Even though the labor market continues to worsen and expectations are that it will take years to recover and the consumer confidence rate is at record lows some still continue to believe that 2010 will be a strong recovery year. I find it possible that 2010 will be a year where a turnaround could begin, but it will take a long time and it should be a very slow recovery. Remember that as the economy worsens these estimates of when an economic recovery will take place are likely to keep getting farther and farther out.

It’s anyone’s guess how bad the economy will get

Wednesday, January 7th, 2009

Ask a dozen experts just how bad the economy will get in the coming months and years and you’ll get twelve different answers. Granted, all of them are likely to say something similar about how terrible things will be, but no one knows exactly how bad it will get or when the carnage will end.

Let’s take a look at what we know so far about how bad the economy is. We know for a fact that the housing market has fallen off a cliff and there is no end in sight for that bubble. We also know that the credit markets have been frozen up in a major way which has led to a run on our financial system like we haven’t seen in decades. The investment banking industry as we previously knew it is gone and many of the major money center banks are still hurting severely for capital. It has also become evident in the last few months that this economy is clearly in at least a severe recession, and it is widespread one. The job market has collapsed in the last few months, and with it consumer confidence has tumbled to all time lows.

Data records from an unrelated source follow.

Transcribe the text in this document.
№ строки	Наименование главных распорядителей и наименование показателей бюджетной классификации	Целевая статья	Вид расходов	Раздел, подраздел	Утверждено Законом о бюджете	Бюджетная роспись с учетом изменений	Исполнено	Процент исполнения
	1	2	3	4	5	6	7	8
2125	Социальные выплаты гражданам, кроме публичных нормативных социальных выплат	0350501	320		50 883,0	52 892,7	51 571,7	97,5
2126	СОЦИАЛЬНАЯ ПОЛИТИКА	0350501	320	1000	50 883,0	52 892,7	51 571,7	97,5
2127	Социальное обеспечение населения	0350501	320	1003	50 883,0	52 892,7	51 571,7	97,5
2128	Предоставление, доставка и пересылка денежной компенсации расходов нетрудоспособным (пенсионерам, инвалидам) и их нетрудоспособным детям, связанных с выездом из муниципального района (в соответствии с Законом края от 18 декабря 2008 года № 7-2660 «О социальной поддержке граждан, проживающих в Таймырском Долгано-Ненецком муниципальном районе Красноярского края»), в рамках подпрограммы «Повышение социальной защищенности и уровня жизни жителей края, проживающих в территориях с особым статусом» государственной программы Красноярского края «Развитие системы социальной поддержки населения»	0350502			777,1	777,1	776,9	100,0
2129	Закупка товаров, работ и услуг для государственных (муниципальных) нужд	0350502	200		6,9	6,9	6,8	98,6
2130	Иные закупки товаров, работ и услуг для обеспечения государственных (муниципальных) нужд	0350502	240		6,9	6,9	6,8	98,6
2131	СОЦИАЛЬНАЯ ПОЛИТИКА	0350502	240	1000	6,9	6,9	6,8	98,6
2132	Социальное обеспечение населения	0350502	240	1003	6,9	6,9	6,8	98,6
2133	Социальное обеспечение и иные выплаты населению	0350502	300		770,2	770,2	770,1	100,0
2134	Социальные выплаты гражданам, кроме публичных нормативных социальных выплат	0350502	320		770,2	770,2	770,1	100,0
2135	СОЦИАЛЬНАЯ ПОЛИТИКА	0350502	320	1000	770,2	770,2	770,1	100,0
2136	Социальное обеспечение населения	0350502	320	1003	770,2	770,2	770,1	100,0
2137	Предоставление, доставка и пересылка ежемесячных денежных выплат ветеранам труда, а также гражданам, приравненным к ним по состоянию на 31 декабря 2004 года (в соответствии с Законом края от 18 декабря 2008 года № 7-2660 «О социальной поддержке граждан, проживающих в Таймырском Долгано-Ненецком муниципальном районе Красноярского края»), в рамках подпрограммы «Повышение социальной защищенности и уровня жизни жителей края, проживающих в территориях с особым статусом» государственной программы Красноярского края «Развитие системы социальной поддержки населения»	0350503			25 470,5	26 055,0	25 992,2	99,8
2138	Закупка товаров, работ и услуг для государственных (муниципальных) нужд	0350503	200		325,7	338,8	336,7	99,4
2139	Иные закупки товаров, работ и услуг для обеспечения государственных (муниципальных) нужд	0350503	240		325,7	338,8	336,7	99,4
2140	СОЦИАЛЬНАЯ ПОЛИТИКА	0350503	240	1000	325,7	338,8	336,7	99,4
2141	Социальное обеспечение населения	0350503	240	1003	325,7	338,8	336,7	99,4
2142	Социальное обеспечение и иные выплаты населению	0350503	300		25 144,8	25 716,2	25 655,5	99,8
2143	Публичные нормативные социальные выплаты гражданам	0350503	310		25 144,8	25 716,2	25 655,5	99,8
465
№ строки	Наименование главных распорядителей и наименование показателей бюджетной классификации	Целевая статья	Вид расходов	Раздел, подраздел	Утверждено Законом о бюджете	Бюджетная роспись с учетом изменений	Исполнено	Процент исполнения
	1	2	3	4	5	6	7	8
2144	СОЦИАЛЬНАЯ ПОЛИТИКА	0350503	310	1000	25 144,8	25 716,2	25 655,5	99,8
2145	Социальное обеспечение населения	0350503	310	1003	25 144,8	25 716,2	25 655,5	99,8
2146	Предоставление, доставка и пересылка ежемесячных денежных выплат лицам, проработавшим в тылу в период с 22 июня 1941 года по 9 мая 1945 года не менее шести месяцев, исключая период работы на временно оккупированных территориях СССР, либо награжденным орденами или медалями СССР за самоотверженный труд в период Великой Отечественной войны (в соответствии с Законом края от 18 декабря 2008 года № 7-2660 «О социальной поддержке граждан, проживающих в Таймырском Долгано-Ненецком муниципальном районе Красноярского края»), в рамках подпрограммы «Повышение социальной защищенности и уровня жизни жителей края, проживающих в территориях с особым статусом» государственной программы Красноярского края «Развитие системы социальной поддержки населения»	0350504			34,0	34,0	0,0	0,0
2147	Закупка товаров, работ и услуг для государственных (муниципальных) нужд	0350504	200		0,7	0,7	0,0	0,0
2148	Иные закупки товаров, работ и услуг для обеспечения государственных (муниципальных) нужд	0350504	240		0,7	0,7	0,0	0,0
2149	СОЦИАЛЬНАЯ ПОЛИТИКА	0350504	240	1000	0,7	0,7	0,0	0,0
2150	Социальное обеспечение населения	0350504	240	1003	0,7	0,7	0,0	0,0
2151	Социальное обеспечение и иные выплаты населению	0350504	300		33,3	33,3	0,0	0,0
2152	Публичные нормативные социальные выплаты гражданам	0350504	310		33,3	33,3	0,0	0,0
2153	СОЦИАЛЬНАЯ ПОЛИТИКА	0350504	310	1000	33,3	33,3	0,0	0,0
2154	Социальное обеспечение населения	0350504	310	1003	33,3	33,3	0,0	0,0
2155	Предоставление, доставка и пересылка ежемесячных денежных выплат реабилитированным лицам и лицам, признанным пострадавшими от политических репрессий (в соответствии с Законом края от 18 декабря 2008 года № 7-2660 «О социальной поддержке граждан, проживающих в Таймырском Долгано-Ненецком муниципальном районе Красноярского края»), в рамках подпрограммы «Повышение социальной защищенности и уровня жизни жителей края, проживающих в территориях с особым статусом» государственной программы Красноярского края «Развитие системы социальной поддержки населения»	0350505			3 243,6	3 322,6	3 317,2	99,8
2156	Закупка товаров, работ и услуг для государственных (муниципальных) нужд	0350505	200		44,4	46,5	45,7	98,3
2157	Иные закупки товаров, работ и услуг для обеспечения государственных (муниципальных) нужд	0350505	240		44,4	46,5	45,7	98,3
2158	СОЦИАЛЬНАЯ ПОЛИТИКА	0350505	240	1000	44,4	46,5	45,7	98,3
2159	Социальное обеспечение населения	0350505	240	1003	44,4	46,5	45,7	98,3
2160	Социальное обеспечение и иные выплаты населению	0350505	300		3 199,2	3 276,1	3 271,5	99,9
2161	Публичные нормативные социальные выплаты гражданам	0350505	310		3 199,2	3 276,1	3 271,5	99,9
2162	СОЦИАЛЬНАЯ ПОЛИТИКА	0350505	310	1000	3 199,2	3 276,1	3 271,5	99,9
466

How bad will things get before they turn around? The truth is no one actually knows the answer to this question and anyone who says they do is clearly lying. Sure there are signs that will let us know how deep the recession could be, like the monthly job data, but there is simply no single way to know how bad it could get or when it will be over. The main point to remember is this, the economy looks like it may be worse now than it ever has been in most of our lives. What does that mean? It means you shouldn’t take any predictions too seriously.